Symptom #5: You see suspicious processes running in your Mac's Activity Monitor.
If you see one or more of those symptoms, then security experts reccomend that you check your Mac for viruses.
What types of Mac threats are there?
According to most malware researchers and cyber-security experts, the threats that can currently infect your Mac can be the following types:
- Rogue Antivirus programs.
- Adware and hijackers.
- Trojan horses and other spyware.
- Ransomware and screen-lockers.
- Cryptocurrency miner malware.
What to do if I have a Mac virus, like NetworkHelper?

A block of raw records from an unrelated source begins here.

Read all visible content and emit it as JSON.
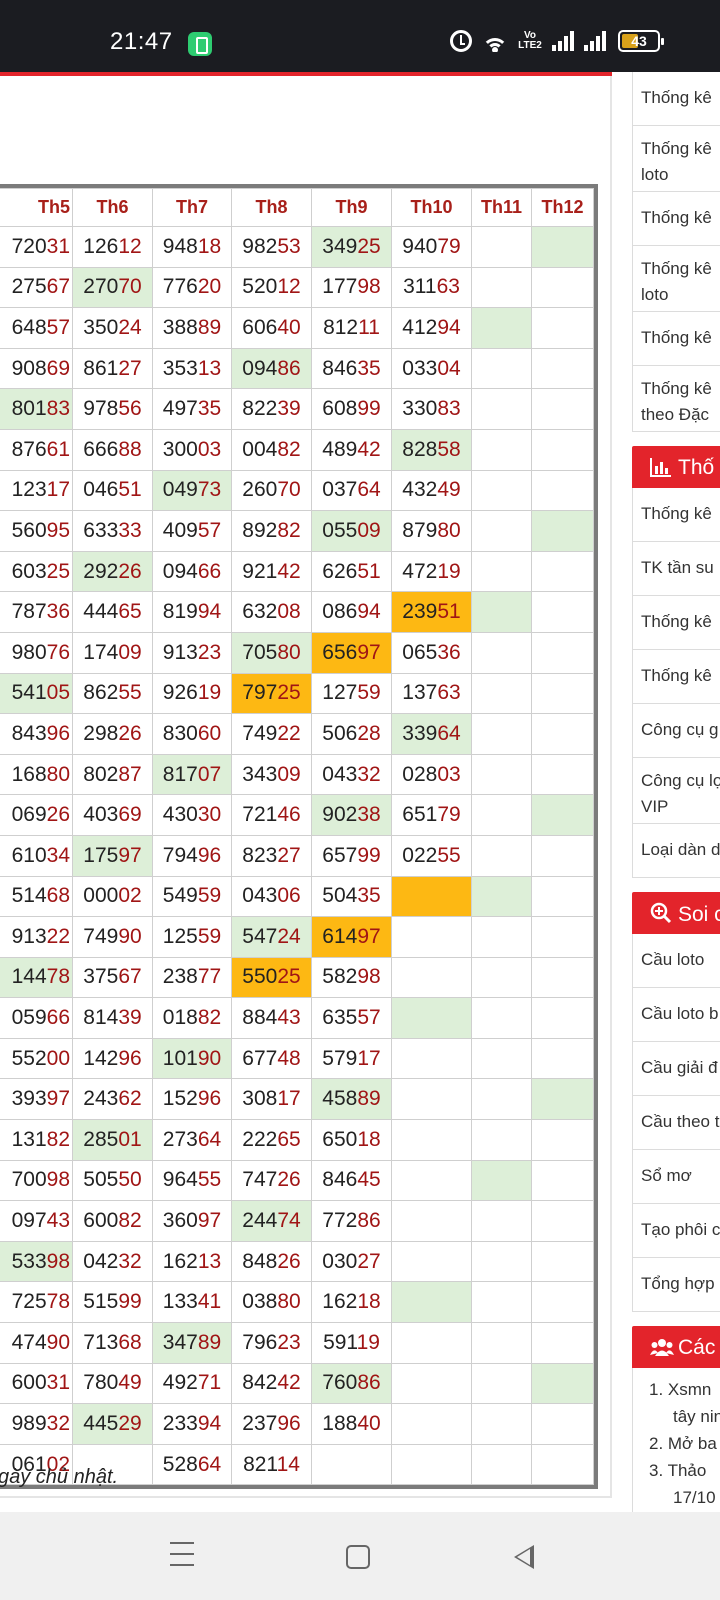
{
  "status_bar": {
    "time": "21:47",
    "volte": "Vo LTE2",
    "battery": "43"
  },
  "table": {
    "headers": [
      "Th5",
      "Th6",
      "Th7",
      "Th8",
      "Th9",
      "Th10",
      "Th11",
      "Th12"
    ],
    "rows": [
      [
        {
          "v": "72031"
        },
        {
          "v": "12612"
        },
        {
          "v": "94818"
        },
        {
          "v": "98253"
        },
        {
          "v": "34925",
          "bg": "g"
        },
        {
          "v": "94079"
        },
        {
          "v": ""
        },
        {
          "v": "",
          "bg": "g"
        }
      ],
      [
        {
          "v": "27567"
        },
        {
          "v": "27070",
          "bg": "g"
        },
        {
          "v": "77620"
        },
        {
          "v": "52012"
        },
        {
          "v": "17798"
        },
        {
          "v": "31163"
        },
        {
          "v": ""
        },
        {
          "v": ""
        }
      ],
      [
        {
          "v": "64857"
        },
        {
          "v": "35024"
        },
        {
          "v": "38889"
        },
        {
          "v": "60640"
        },
        {
          "v": "81211"
        },
        {
          "v": "41294"
        },
        {
          "v": "",
          "bg": "g"
        },
        {
          "v": ""
        }
      ],
      [
        {
          "v": "90869"
        },
        {
          "v": "86127"
        },
        {
          "v": "35313"
        },
        {
          "v": "09486",
          "bg": "g"
        },
        {
          "v": "84635"
        },
        {
          "v": "03304"
        },
        {
          "v": ""
        },
        {
          "v": ""
        }
      ],
      [
        {
          "v": "80183",
          "bg": "g"
        },
        {
          "v": "97856"
        },
        {
          "v": "49735"
        },
        {
          "v": "82239"
        },
        {
          "v": "60899"
        },
        {
          "v": "33083"
        },
        {
          "v": ""
        },
        {
          "v": ""
        }
      ],
      [
        {
          "v": "87661"
        },
        {
          "v": "66688"
        },
        {
          "v": "30003"
        },
        {
          "v": "00482"
        },
        {
          "v": "48942"
        },
        {
          "v": "82858",
          "bg": "g"
        },
        {
          "v": ""
        },
        {
          "v": ""
        }
      ],
      [
        {
          "v": "12317"
        },
        {
          "v": "04651"
        },
        {
          "v": "04973",
          "bg": "g"
        },
        {
          "v": "26070"
        },
        {
          "v": "03764"
        },
        {
          "v": "43249"
        },
        {
          "v": ""
        },
        {
          "v": ""
        }
      ],
      [
        {
          "v": "56095"
        },
        {
          "v": "63333"
        },
        {
          "v": "40957"
        },
        {
          "v": "89282"
        },
        {
          "v": "05509",
          "bg": "g"
        },
        {
          "v": "87980"
        },
        {
          "v": ""
        },
        {
          "v": "",
          "bg": "g"
        }
      ],
      [
        {
          "v": "60325"
        },
        {
          "v": "29226",
          "bg": "g"
        },
        {
          "v": "09466"
        },
        {
          "v": "92142"
        },
        {
          "v": "62651"
        },
        {
          "v": "47219"
        },
        {
          "v": ""
        },
        {
          "v": ""
        }
      ],
      [
        {
          "v": "78736"
        },
        {
          "v": "44465"
        },
        {
          "v": "81994"
        },
        {
          "v": "63208"
        },
        {
          "v": "08694"
        },
        {
          "v": "23951",
          "bg": "o"
        },
        {
          "v": "",
          "bg": "g"
        },
        {
          "v": ""
        }
      ],
      [
        {
          "v": "98076"
        },
        {
          "v": "17409"
        },
        {
          "v": "91323"
        },
        {
          "v": "70580",
          "bg": "g"
        },
        {
          "v": "65697",
          "bg": "o"
        },
        {
          "v": "06536"
        },
        {
          "v": ""
        },
        {
          "v": ""
        }
      ],
      [
        {
          "v": "54105",
          "bg": "g"
        },
        {
          "v": "86255"
        },
        {
          "v": "92619"
        },
        {
          "v": "79725",
          "bg": "o"
        },
        {
          "v": "12759"
        },
        {
          "v": "13763"
        },
        {
          "v": ""
        },
        {
          "v": ""
        }
      ],
      [
        {
          "v": "84396"
        },
        {
          "v": "29826"
        },
        {
          "v": "83060"
        },
        {
          "v": "74922"
        },
        {
          "v": "50628"
        },
        {
          "v": "33964",
          "bg": "g"
        },
        {
          "v": ""
        },
        {
          "v": ""
        }
      ],
      [
        {
          "v": "16880"
        },
        {
          "v": "80287"
        },
        {
          "v": "81707",
          "bg": "g"
        },
        {
          "v": "34309"
        },
        {
          "v": "04332"
        },
        {
          "v": "02803"
        },
        {
          "v": ""
        },
        {
          "v": ""
        }
      ],
      [
        {
          "v": "06926"
        },
        {
          "v": "40369"
        },
        {
          "v": "43030"
        },
        {
          "v": "72146"
        },
        {
          "v": "90238",
          "bg": "g"
        },
        {
          "v": "65179"
        },
        {
          "v": ""
        },
        {
          "v": "",
          "bg": "g"
        }
      ],
      [
        {
          "v": "61034"
        },
        {
          "v": "17597",
          "bg": "g"
        },
        {
          "v": "79496"
        },
        {
          "v": "82327"
        },
        {
          "v": "65799"
        },
        {
          "v": "02255"
        },
        {
          "v": ""
        },
        {
          "v": ""
        }
      ],
      [
        {
          "v": "51468"
        },
        {
          "v": "00002"
        },
        {
          "v": "54959"
        },
        {
          "v": "04306"
        },
        {
          "v": "50435"
        },
        {
          "v": "",
          "bg": "o"
        },
        {
          "v": "",
          "bg": "g"
        },
        {
          "v": ""
        }
      ],
      [
        {
          "v": "91322"
        },
        {
          "v": "74990"
        },
        {
          "v": "12559"
        },
        {
          "v": "54724",
          "bg": "g"
        },
        {
          "v": "61497",
          "bg": "o"
        },
        {
          "v": ""
        },
        {
          "v": ""
        },
        {
          "v": ""
        }
      ],
      [
        {
          "v": "14478",
          "bg": "g"
        },
        {
          "v": "37567"
        },
        {
          "v": "23877"
        },
        {
          "v": "55025",
          "bg": "o"
        },
        {
          "v": "58298"
        },
        {
          "v": ""
        },
        {
          "v": ""
        },
        {
          "v": ""
        }
      ],
      [
        {
          "v": "05966"
        },
        {
          "v": "81439"
        },
        {
          "v": "01882"
        },
        {
          "v": "88443"
        },
        {
          "v": "63557"
        },
        {
          "v": "",
          "bg": "g"
        },
        {
          "v": ""
        },
        {
          "v": ""
        }
      ],
      [
        {
          "v": "55200"
        },
        {
          "v": "14296"
        },
        {
          "v": "10190",
          "bg": "g"
        },
        {
          "v": "67748"
        },
        {
          "v": "57917"
        },
        {
          "v": ""
        },
        {
          "v": ""
        },
        {
          "v": ""
        }
      ],
      [
        {
          "v": "39397"
        },
        {
          "v": "24362"
        },
        {
          "v": "15296"
        },
        {
          "v": "30817"
        },
        {
          "v": "45889",
          "bg": "g"
        },
        {
          "v": ""
        },
        {
          "v": ""
        },
        {
          "v": "",
          "bg": "g"
        }
      ],
      [
        {
          "v": "13182"
        },
        {
          "v": "28501",
          "bg": "g"
        },
        {
          "v": "27364"
        },
        {
          "v": "22265"
        },
        {
          "v": "65018"
        },
        {
          "v": ""
        },
        {
          "v": ""
        },
        {
          "v": ""
        }
      ],
      [
        {
          "v": "70098"
        },
        {
          "v": "50550"
        },
        {
          "v": "96455"
        },
        {
          "v": "74726"
        },
        {
          "v": "84645"
        },
        {
          "v": ""
        },
        {
          "v": "",
          "bg": "g"
        },
        {
          "v": ""
        }
      ],
      [
        {
          "v": "09743"
        },
        {
          "v": "60082"
        },
        {
          "v": "36097"
        },
        {
          "v": "24474",
          "bg": "g"
        },
        {
          "v": "77286"
        },
        {
          "v": ""
        },
        {
          "v": ""
        },
        {
          "v": ""
        }
      ],
      [
        {
          "v": "53398",
          "bg": "g"
        },
        {
          "v": "04232"
        },
        {
          "v": "16213"
        },
        {
          "v": "84826"
        },
        {
          "v": "03027"
        },
        {
          "v": ""
        },
        {
          "v": ""
        },
        {
          "v": ""
        }
      ],
      [
        {
          "v": "72578"
        },
        {
          "v": "51599"
        },
        {
          "v": "13341"
        },
        {
          "v": "03880"
        },
        {
          "v": "16218"
        },
        {
          "v": "",
          "bg": "g"
        },
        {
          "v": ""
        },
        {
          "v": ""
        }
      ],
      [
        {
          "v": "47490"
        },
        {
          "v": "71368"
        },
        {
          "v": "34789",
          "bg": "g"
        },
        {
          "v": "79623"
        },
        {
          "v": "59119"
        },
        {
          "v": ""
        },
        {
          "v": ""
        },
        {
          "v": ""
        }
      ],
      [
        {
          "v": "60031"
        },
        {
          "v": "78049"
        },
        {
          "v": "49271"
        },
        {
          "v": "84242"
        },
        {
          "v": "76086",
          "bg": "g"
        },
        {
          "v": ""
        },
        {
          "v": ""
        },
        {
          "v": "",
          "bg": "g"
        }
      ],
      [
        {
          "v": "98932"
        },
        {
          "v": "44529",
          "bg": "g"
        },
        {
          "v": "23394"
        },
        {
          "v": "23796"
        },
        {
          "v": "18840"
        },
        {
          "v": ""
        },
        {
          "v": ""
        },
        {
          "v": ""
        }
      ],
      [
        {
          "v": "06102"
        },
        {
          "v": ""
        },
        {
          "v": "52864"
        },
        {
          "v": "82114"
        },
        {
          "v": ""
        },
        {
          "v": ""
        },
        {
          "v": ""
        },
        {
          "v": ""
        }
      ]
    ]
  },
  "note": "gày chủ nhật.",
  "sidebar": {
    "group1": [
      {
        "label": "Thống kê",
        "tall": false
      },
      {
        "label": "Thống kê loto",
        "tall": true
      },
      {
        "label": "Thống kê",
        "tall": false
      },
      {
        "label": "Thống kê loto",
        "tall": true
      },
      {
        "label": "Thống kê",
        "tall": false
      },
      {
        "label": "Thống kê theo Đặc",
        "tall": true
      }
    ],
    "head2": "Thố",
    "group2": [
      {
        "label": "Thống kê",
        "tall": false
      },
      {
        "label": "TK tần su",
        "tall": false
      },
      {
        "label": "Thống kê",
        "tall": false
      },
      {
        "label": "Thống kê",
        "tall": false
      },
      {
        "label": "Công cụ g",
        "tall": false
      },
      {
        "label": "Công cụ lọ VIP",
        "tall": true
      },
      {
        "label": "Loại dàn d",
        "tall": false
      }
    ],
    "head3": "Soi c",
    "group3": [
      {
        "label": "Cầu loto",
        "tall": false
      },
      {
        "label": "Cầu loto b",
        "tall": false
      },
      {
        "label": "Cầu giải đ",
        "tall": false
      },
      {
        "label": "Cầu theo t",
        "tall": false
      },
      {
        "label": "Sổ mơ",
        "tall": false
      },
      {
        "label": "Tạo phôi c",
        "tall": false
      },
      {
        "label": "Tổng hợp",
        "tall": false
      }
    ],
    "head4": "Các",
    "list4": [
      "1. Xsmn",
      "tây nin",
      "2. Mở ba",
      "3. Thảo",
      "17/10"
    ]
  },
  "colors": {
    "accent_red": "#e3242b",
    "green_cell": "#ddefd8",
    "orange_cell": "#fdb813",
    "tail_digits": "#a01515"
  }
}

Do not panic! You can easily get rid of most Mac threats by firstly isolating them and then removing them. One reccomended way to do that is by using a reputable malware removal software that can take care of the removal automatically for you. There are many Mac anti-malware apps out there that you can choose from. SpyHunter for Mac is one of the reccomended Mac anti-malware apps, that can scan for free and detect any viruses, tracking cookies and unwanted adware apps plus take care of them quickly. This saves time for manual removal that you would otherwise have to do.
How to secure my passwords and other data from NetworkHelper?
With few simple actions. First and foremost, it is imperative that you follow these steps:
Step 1: Find a safe computer and connect it to another network, not the one that your Mac was infected in.
Step 2: Change all of your passwords, starting from your e-mail passwords.
Step 3: Enable two-factor authentication for protection of your important accounts.
Step 4: Call your bank to change your credit card details (secret code, etc.) if you have saved your credit card for online shopping or have done online activiites with your card.
Step 5: Make sure to call your ISP (Internet provider or carrier) and ask them to change your IP address.
Step 6: Change your Wi-Fi password.
Step 7: (Optional): Make sure to scan all of the devices connected to your network for viruses and repeat these steps for them if they are affected.
Step 8: Install anti-malware software with real-time protection on every device you have.
Step 9: Try not to download software from sites you know nothing about and stay away from low-reputation websites in general.
If you follow these reccomendations, your network and Apple devices will become significantly more safe against any threats or information invasive software and be virus free and protected in the future too.
More tips you can find on our website, where you can also ask any questions and comment about your Mac problems.